Ainsi, l’ajout de la voie de service manquante permet à la compagnie trifluvienne de charger les pièces sur les wagons directement dans sa cour située le long de la ligne principale du CFQG et pas tellement loin non plus de l’embranchement Cap-de-la-Madeleine (vers l’usine Kruger Wayagamack).

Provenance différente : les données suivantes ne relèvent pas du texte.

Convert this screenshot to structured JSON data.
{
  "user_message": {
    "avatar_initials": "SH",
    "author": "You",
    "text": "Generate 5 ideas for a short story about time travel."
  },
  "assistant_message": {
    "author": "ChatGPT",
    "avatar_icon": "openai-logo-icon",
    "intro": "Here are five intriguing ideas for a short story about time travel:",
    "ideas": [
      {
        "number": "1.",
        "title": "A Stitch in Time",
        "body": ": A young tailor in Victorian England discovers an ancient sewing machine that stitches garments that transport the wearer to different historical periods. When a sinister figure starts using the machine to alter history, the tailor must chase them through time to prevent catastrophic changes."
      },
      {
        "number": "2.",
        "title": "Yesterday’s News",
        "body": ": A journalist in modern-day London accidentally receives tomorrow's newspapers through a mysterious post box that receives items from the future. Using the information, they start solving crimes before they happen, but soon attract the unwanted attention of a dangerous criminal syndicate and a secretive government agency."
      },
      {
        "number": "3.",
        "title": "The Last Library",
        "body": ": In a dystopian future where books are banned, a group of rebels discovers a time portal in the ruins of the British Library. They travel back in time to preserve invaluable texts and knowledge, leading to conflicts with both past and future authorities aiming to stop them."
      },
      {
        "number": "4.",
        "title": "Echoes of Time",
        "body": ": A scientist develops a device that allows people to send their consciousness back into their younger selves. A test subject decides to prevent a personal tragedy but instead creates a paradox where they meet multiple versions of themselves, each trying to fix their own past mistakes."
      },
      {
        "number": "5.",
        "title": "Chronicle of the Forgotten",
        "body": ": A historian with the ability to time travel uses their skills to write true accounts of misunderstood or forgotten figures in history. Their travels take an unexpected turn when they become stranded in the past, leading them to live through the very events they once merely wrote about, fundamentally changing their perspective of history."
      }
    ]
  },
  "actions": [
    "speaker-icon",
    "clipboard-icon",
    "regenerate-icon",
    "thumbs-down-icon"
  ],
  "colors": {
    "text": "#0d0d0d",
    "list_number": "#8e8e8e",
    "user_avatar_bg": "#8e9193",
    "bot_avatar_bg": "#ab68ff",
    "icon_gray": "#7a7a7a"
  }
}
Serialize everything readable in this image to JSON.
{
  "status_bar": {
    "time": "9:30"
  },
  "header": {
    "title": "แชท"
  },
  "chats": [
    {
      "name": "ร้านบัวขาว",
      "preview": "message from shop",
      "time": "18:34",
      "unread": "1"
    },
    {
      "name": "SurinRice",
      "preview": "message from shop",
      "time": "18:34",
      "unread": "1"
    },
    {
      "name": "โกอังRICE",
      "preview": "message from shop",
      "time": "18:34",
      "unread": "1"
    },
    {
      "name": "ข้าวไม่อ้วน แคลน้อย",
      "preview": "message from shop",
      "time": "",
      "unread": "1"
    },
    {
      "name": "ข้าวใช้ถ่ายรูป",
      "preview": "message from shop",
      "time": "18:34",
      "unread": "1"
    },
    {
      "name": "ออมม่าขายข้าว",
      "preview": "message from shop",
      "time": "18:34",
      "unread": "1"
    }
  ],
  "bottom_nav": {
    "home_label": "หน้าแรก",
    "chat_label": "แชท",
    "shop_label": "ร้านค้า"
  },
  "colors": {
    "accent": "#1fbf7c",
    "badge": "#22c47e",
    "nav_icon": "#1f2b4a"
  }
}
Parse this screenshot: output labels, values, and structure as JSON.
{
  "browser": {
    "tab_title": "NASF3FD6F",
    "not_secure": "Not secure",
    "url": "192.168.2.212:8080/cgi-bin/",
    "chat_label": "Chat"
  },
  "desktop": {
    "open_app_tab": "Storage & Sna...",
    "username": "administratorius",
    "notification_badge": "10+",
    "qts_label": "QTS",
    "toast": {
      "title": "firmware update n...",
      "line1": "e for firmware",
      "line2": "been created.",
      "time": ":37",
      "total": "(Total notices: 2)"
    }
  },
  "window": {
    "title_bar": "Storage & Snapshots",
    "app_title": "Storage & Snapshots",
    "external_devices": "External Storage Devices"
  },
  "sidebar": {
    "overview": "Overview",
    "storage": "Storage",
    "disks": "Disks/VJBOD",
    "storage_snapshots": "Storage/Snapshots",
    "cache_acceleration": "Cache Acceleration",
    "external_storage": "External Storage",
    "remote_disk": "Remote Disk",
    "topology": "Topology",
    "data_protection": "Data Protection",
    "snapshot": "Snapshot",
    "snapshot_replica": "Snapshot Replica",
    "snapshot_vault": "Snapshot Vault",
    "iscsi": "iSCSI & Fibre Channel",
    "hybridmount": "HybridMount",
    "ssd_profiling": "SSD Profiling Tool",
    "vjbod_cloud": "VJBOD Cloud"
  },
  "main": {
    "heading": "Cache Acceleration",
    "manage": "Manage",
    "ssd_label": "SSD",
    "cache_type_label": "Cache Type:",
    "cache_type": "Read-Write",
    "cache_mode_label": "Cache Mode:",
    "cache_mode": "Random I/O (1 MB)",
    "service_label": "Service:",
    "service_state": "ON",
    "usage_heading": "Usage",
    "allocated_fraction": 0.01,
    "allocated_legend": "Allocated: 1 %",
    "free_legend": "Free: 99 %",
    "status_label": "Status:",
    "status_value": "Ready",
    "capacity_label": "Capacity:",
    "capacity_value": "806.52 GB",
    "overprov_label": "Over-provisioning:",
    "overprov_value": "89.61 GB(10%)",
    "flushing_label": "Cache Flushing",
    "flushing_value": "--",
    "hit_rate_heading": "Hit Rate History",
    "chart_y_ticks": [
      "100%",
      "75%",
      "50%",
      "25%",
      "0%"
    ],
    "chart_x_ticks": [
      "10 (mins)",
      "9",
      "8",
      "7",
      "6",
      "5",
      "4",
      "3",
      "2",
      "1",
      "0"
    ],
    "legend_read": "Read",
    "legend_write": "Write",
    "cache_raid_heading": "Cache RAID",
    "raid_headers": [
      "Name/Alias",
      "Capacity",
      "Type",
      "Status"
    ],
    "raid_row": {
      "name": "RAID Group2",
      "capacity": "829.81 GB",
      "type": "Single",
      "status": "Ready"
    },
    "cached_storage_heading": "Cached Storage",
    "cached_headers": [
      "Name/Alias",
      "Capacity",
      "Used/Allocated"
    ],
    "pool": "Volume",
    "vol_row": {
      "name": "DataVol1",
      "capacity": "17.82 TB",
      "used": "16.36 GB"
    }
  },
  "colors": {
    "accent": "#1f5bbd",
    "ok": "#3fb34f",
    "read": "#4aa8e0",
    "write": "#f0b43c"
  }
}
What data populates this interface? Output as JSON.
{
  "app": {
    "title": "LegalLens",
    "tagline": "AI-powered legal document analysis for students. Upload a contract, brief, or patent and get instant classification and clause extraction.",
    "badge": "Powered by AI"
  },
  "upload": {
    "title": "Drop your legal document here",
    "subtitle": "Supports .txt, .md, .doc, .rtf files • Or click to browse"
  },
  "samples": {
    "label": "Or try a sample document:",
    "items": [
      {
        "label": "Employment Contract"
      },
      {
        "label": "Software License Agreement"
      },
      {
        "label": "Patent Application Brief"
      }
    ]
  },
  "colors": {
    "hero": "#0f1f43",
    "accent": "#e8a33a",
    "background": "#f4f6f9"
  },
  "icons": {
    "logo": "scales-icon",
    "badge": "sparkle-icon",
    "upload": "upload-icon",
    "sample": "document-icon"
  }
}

En prévision de desservir ce nouveau client, le QGRY a entreposé quelques temps des wagons spécialisés portant les initiales de la série TTYX dans le secteur de Louiseville avant de les amener vers Trois-Rivières. Ceux-ci sont de longs wagons plats de TTX modifiés avec des supports en demie-lune pour transporter des parties de tours d’éolienne.

TTYX 165286
Les wagons plats de la série TTYX.

Liens vers les divers reportages régionaux sur le sujet:
Le Nouvelliste, L’Hebdo Journal, Radio-Canada Mauricie (à 2:45 du début), TVA Trois-Rivières (CHEM) – reportage 1 et reportage 2
(Le bon fonctionnement des liens vidéo est hors de notre contrôle.)

La QGRY 3102 sur le SLR

Ne cherchez pas la GP40 3102 du CFQG sur la rive-nord du fleuve ces jours-ci. La locomotive se trouve actuellement sur les rails de sa compagnie-soeur, le St-Laurent et Atlantique, prise avec un manque de locomotives disponibles. Rappelons que le SLR a fait appel à l’aide de quelques GP40 du CN pendant quelques jours et que la SLR 3804 se trouve présentement en pièces détachées à Lewiston.

Mises à jour: 14 et 15 octobre 2009.